Copying from a post of mine from some time ago:

If you double a line segment in size, you can cut it in 2^^**1** pieces each of which is identical to the original. If you double a filled square in each direction, you can cut it into 4 = 2^^**2** copies of the initial square. A doubled cube consists of 8 = 2^^**3** cubes of the original size. Thus it stands to reason that the **dimension** of a thing is the exponent you get there: a segment is **1**D, a square **2**D and a cube **3**D.

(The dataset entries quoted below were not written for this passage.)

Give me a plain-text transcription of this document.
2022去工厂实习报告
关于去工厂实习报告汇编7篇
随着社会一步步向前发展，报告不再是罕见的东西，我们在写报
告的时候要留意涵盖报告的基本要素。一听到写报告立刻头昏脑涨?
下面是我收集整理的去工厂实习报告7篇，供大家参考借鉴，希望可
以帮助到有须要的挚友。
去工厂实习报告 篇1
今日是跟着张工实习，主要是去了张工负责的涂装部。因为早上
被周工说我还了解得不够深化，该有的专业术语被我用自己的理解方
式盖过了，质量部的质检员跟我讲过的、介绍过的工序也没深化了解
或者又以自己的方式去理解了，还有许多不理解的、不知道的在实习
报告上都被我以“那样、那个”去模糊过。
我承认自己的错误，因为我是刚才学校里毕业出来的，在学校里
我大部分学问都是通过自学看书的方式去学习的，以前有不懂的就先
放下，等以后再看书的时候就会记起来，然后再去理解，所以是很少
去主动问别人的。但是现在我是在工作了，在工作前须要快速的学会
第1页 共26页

Now look at a fractal, lets pick the [Sierpinski triangle](https://upload.wikimedia.org/wikipedia/commons/thumb/4/45/Sierpinski_triangle.svg/1280px-Sierpinski_triangle.svg.png) as an example. If you double it in every direction, you get something that consists of _3_ copies of the original version. By the above, the dimension **d** of that thing thus must satisfy 3 = 2^^**d** . Now that is not solved by any whole number at all, instead it turns out that **d** = 1.5849625… ! Which is truly the dimension of the Sierpinski triangle, hence it is a _fractal_.

However, the meaning of “fractal” has extended nowadays. It now also includes anything that has a whole dimension if it somehow is unexpected to be so. It also includes wider variations of what structures count.